GWP grows 30%, but growth rate is set to slow by half, O'Sullivan says
Zurich Financial Services (ZFS) must improve returns by more than 30% to meet new targets, UK general insurance chief executive Patrick O'Sullivan said.
O'Sullivan explained new group chief executive James Schiro has set a return on risk-adjusted capital target of 12%.
"We are five points short of that at the moment," admitted O'Sullivan.
O'Sullivan was speaking following the approval of a rights issue by Zurich's shareholders. The plan to raise £1.6bn was approved last Friday.
The rights issue follows the company's announcement in September that it was to cut 2,000 jobs worldwide and to focus on core general insurance business.

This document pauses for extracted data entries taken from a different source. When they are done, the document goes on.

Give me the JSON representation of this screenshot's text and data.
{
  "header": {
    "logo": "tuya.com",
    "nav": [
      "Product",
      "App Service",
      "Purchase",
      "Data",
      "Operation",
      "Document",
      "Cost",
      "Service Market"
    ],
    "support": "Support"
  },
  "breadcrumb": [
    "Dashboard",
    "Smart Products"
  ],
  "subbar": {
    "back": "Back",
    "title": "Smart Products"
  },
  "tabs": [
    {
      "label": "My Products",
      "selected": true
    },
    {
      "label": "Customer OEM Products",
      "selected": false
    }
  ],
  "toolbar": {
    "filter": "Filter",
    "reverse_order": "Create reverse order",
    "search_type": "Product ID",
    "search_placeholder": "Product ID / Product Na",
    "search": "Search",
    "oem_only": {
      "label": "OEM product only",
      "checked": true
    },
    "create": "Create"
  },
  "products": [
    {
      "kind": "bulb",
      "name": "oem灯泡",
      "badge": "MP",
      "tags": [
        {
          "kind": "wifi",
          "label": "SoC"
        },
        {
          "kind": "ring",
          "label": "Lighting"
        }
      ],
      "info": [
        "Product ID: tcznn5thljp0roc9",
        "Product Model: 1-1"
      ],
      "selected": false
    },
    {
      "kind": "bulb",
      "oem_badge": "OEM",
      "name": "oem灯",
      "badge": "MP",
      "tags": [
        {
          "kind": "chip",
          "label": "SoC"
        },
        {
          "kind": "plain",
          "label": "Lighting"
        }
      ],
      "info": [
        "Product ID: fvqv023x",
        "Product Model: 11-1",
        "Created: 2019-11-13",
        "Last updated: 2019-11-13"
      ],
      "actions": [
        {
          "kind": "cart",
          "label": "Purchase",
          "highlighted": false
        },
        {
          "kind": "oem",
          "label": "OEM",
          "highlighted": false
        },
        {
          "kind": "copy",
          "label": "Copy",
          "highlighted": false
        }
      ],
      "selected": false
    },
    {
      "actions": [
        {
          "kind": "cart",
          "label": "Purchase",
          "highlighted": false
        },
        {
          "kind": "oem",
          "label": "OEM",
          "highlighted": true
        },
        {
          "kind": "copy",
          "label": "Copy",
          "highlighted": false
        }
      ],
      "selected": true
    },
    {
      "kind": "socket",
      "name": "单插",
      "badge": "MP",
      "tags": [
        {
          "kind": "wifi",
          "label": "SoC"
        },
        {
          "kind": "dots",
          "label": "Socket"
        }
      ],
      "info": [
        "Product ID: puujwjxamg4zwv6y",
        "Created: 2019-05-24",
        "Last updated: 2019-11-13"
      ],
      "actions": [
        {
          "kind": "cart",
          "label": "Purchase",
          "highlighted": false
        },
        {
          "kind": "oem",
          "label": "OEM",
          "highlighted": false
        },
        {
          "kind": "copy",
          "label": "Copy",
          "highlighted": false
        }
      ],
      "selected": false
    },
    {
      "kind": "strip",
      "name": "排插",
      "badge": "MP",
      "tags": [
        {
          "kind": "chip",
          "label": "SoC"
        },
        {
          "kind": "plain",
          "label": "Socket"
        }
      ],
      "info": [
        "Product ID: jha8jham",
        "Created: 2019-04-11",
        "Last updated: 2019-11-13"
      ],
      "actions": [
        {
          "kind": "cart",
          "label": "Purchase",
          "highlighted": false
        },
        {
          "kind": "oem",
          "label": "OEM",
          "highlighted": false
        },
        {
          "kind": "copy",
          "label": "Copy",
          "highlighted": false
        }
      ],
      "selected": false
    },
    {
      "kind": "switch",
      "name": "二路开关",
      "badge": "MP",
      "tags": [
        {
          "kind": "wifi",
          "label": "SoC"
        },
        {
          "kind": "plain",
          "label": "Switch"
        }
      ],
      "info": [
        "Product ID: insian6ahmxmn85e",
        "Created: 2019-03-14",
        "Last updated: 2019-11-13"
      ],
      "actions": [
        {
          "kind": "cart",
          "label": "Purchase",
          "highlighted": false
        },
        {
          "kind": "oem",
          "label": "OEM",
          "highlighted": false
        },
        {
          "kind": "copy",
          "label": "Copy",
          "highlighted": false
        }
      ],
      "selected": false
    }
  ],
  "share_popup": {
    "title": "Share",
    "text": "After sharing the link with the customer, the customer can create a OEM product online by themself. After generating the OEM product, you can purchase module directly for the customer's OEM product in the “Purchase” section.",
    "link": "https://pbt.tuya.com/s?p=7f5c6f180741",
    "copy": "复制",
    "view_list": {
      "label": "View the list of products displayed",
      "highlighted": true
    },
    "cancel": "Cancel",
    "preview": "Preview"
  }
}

The money raised by the issue would be used to grow market share in non-life, said O'Sullivan.
He said the drive would be led by North America, which increased gross written premium by 40% this year.
But, he added, the UK business had grown GWP by 30% year-on-year.
"If we are reading the market share statistics correctly, we are joint number one with R&SA in the large commercial market," said O'Sullivan.
O'Sullivan warned that growth would not be as steep next year. "We are expecting half that growth in 2003," he said.
Zurich will not be following AXA, Groupama and Norwich Union in chasing the SME market, said O'Sullivan.
"Most go for the SME market because of the spread of risk - it is unlikely there will be single, significant events. We won't go in for those reasons. Indeed, the industry may prove it has an Achilles heel. The market piles in to grab market share in the false belief the business will remain profitable over time. And price is used to get in there. We will simply not do that," he said.